Notable was an August fund-raiser for candidates in Bangor in which LePage, who’s known for his off-the cuff, blunt statements, mentioned prospects of a special legislative session that has not materialized.

Democrats say LePage’s disapproval ratings make him a liability for some candidates, so he’s keeping a low profile in legislative races.

In a Pan Atlantic SMS poll released Wednesday, 37 percent of the 400 likely voters responding strongly disapproved of LePage’s performance, and 15 percent disapproved somewhat, for a total disapproval rating on 52 percent. The same poll showed 44 percent somewhat approved or strongly approved of his performance. The phone poll was conducted Sept. 24-28 and had a margin of error of plus or minus 5 percentage points.

‘‘They aren’t using him as a sort of rallying cry to build support around him,’’ said Lizzy Reinholt, spokeswoman for the Maine Democratic Party. ‘‘Traditionally, you have your figureheads out’’ campaigning for local candidates, she added.

Brent Littlefield, LePage’s senior political adviser, said LePage ‘‘is not like governors of the past,’’ who tended to immerse themselves in political events.

‘‘Paul is not a typical politician,’’ Littlefield said. ‘‘Paul is focused on the policies of the state.’’

Democrats are seeking to link legislature candidates with tax and other policies supported by LePage in an effort to weaken their support. Assistant Senate Democratic Leader Justin Alfond, of Portland, said that Republicans are ‘‘absolutely’’ running from their record during the past session.

‘‘Many Republicans, I’m told, don’t even bring up Paul LePage, but they’re not even bringing up any of their major accomplishments that they tout when they’re in Augusta not talking to voters,’’ Alfond said.

House Speaker Robert Nutting, a Republican from Oakland, disagrees. Asked whether the legislative races across Maine are a referendum on the LePage administration, Nutting said, ‘‘No, I don’t believe so. I believe Maine, as in most smaller, rural states, local legislative races are an issue about the two candidates, or three candidates in some cases.

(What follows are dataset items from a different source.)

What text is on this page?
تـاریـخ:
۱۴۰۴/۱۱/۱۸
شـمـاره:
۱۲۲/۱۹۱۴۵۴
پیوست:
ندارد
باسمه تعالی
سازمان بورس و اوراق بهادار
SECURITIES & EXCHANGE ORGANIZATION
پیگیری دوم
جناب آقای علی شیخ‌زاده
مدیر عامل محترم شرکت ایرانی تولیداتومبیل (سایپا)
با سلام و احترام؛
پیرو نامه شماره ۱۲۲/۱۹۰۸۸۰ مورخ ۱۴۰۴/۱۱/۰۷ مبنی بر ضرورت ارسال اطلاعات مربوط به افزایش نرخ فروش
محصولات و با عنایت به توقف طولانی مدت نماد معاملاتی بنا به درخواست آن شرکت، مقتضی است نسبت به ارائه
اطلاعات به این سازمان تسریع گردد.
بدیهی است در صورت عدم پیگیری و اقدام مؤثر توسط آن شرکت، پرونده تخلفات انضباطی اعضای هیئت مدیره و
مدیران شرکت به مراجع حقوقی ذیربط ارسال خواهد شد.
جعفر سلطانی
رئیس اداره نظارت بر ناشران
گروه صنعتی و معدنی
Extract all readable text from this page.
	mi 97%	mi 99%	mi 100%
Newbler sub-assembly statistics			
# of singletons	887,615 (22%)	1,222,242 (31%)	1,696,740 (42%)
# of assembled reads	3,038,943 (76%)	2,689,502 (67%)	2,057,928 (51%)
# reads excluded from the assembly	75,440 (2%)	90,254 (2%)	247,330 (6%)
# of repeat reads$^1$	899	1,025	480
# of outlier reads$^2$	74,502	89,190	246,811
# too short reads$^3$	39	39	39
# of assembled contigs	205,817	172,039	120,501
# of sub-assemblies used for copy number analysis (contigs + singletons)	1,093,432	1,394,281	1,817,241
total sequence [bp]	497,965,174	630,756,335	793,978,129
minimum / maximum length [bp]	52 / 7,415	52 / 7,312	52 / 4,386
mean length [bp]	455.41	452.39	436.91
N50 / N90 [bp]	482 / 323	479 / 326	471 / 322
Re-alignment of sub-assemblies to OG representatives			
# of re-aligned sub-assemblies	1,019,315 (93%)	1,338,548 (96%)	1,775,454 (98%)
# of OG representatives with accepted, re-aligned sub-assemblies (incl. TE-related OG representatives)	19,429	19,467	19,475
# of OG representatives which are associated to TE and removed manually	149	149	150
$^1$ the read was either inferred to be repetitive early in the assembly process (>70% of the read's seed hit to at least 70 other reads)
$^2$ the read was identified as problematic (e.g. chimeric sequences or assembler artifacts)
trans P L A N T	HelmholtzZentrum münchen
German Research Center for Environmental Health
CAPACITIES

Politics is local, and in Maine it truly is.’’

Reinholt noted that politics hasn’t been strictly local for LePage, who attended a fund-raiser in Delaware on Wednesday for that state’s Republican candidate for governor, Jeff Cragg, who is far outspent in his campaign to unseat Democratic Governor Jack Markell.

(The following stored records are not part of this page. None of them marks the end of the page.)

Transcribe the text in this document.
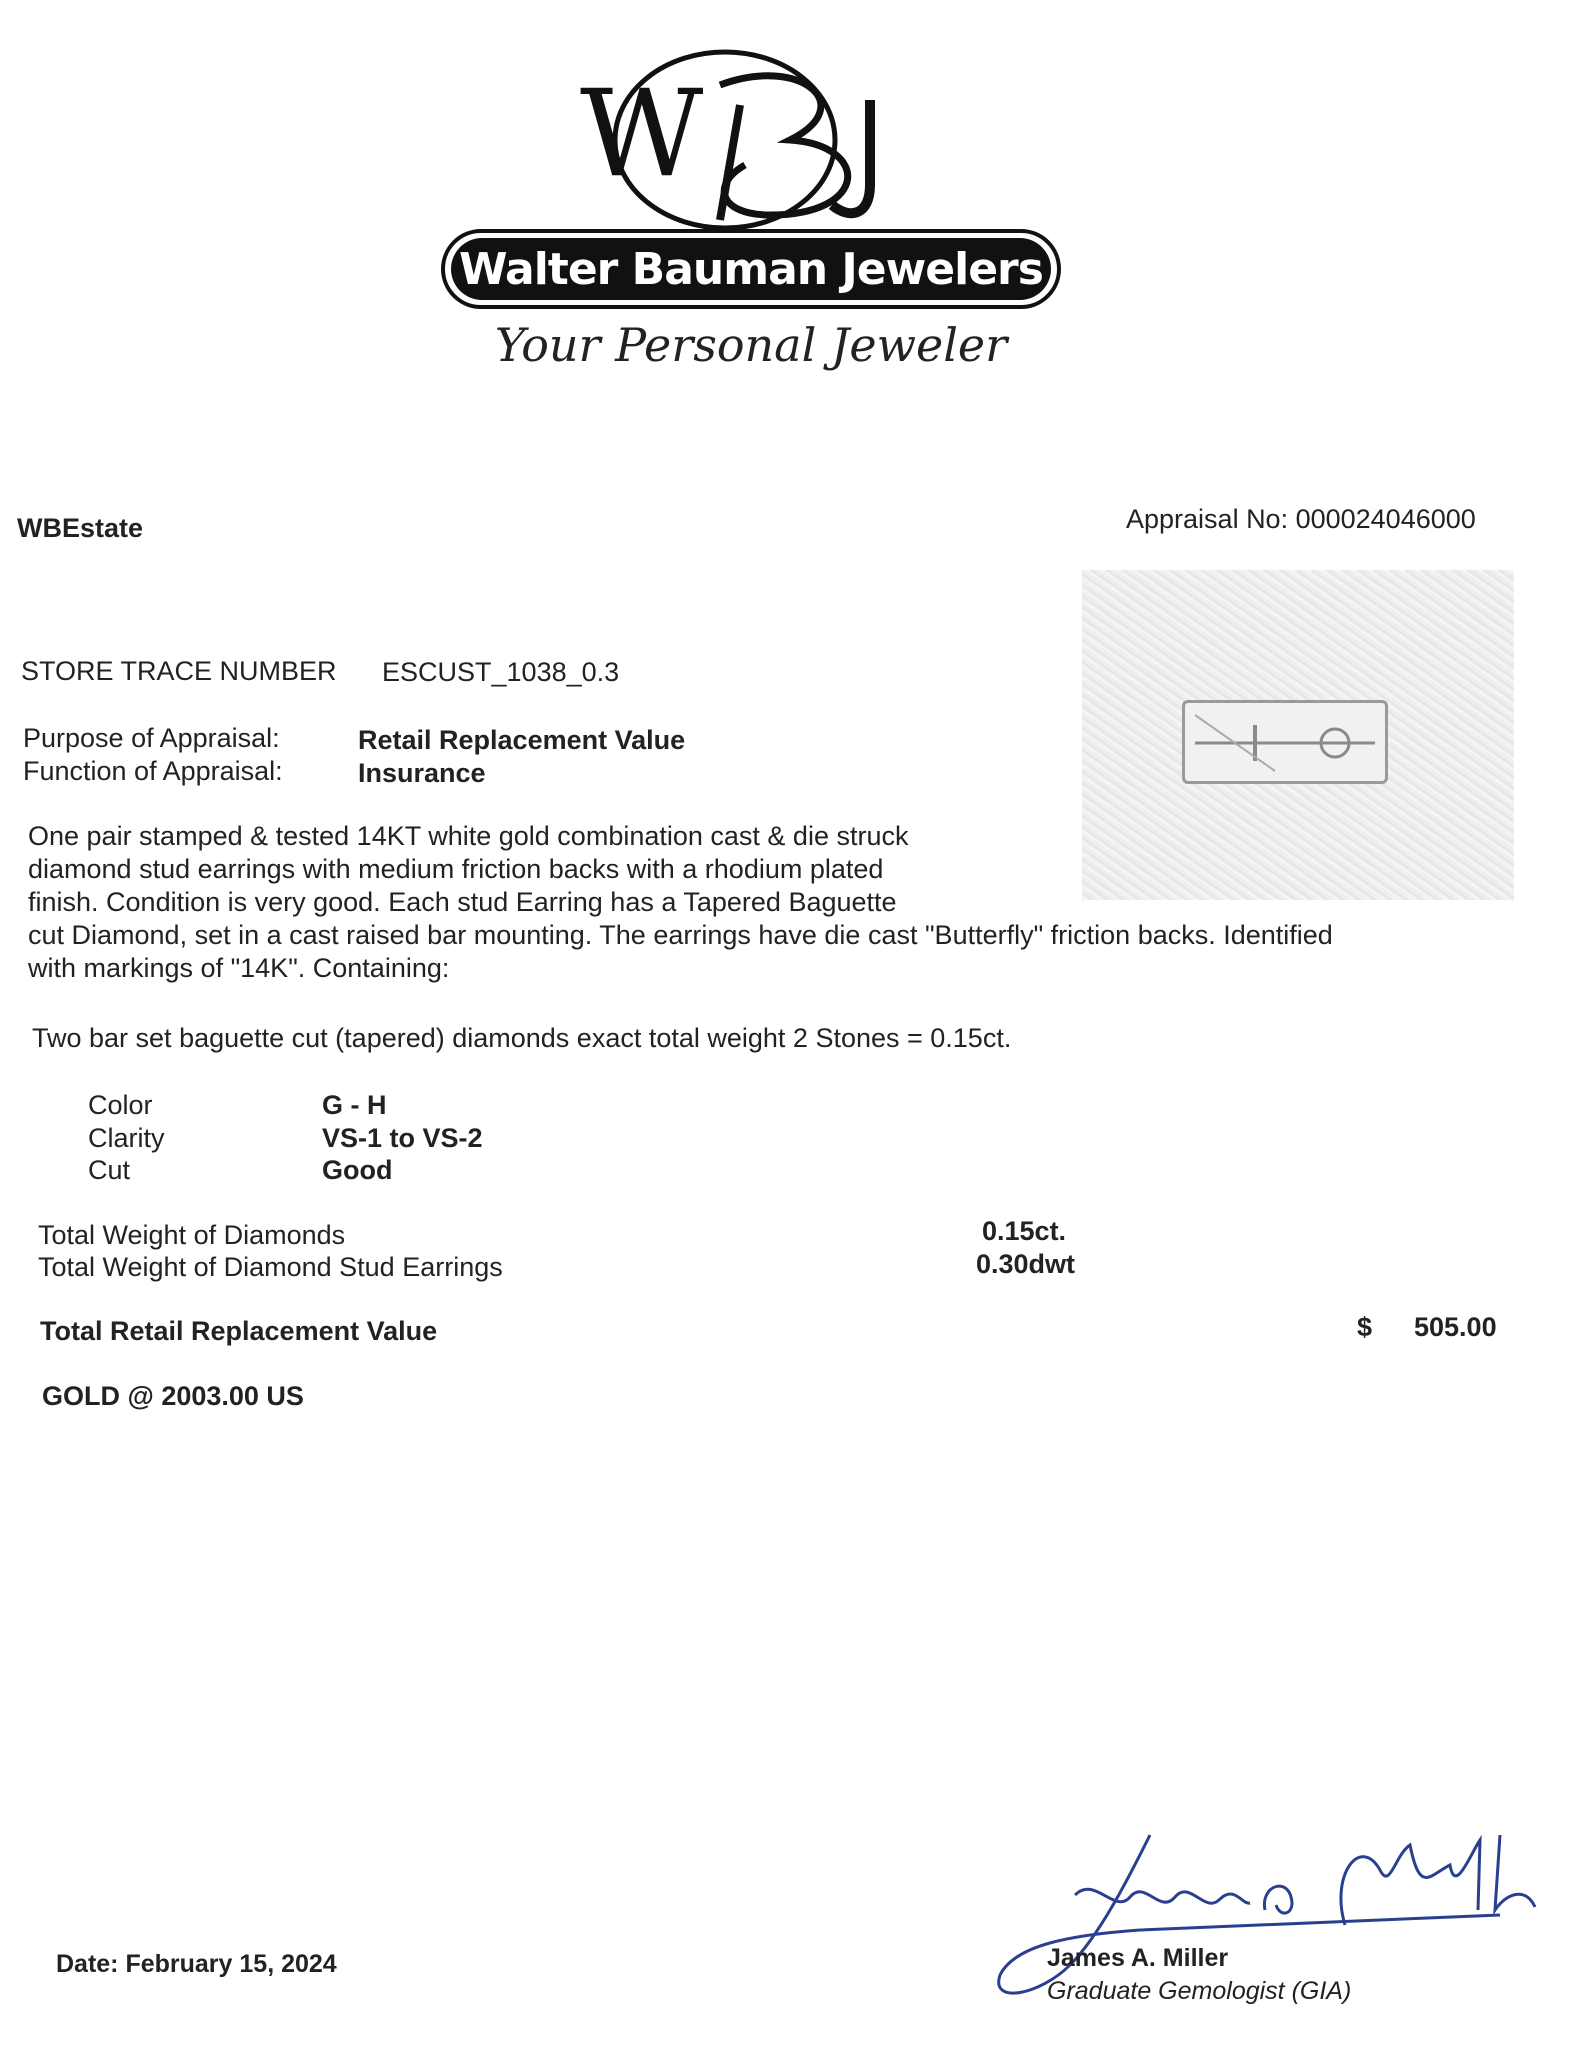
W
Walter Bauman Jewelers
Your Personal Jeweler
WBEstate	Appraisal No: 000024046000
STORE TRACE NUMBER ESCUST_1038_0.3
Purpose of Appraisal:	Retail Replacement Value
Function of Appraisal:	Insurance
One pair stamped & tested 14KT white gold combination cast & die struck
diamond stud earrings with medium friction backs with a rhodium plated
finish. Condition is very good. Each stud Earring has a Tapered Baguette
cut Diamond, set in a cast raised bar mounting. The earrings have die cast "Butterfly" friction backs. Identified
with markings of "14K". Containing:
Two bar set baguette cut (tapered) diamonds exact total weight 2 Stones = 0.15ct.
Color	G - H
Clarity	VS-1 to VS-2
Cut	Good
Total Weight of Diamonds	0.15ct.
Total Weight of Diamond Stud Earrings	0.30dwt
Total Retail Replacement Value	$ 505.00
GOLD @ 2003.00 US
Date: February 15, 2024	James A. Miller
Graduate Gemologist (GIA)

Littlefield said LePage has also traveled to New Hampshire, Vermont, and other states to help GOP candidates, but has turned down far, far more invitations than he has accepted. ‘‘It’s just not possible to do all this kind of stuff,’’ Littlefield said.

In Maine, some candidates say, LePage gives them a boost. Senator Doug Thomas of Ripley, a Republican who’s in a tough fight against veteran state Representative Herbert Clark of Millinocket to keep his Senate seat, said LePage came to Dover-Foxcroft in August and marched in a parade with local politicians, then attended other public events.

‘‘I think he’s a lot more popular than people think,’’ Thomas said. ‘‘He can come to this district any time he wants.’’

Republicans have control of both the House and Senate for the first time since the mid-1960s and are trying to hold onto their majorities. The GOP has 77 House seats to the Democrats’ 70, and there are two unenrolled members and two vacancies. The Senate has 19 Republicans, 15 Democrats, and one unenrolled member.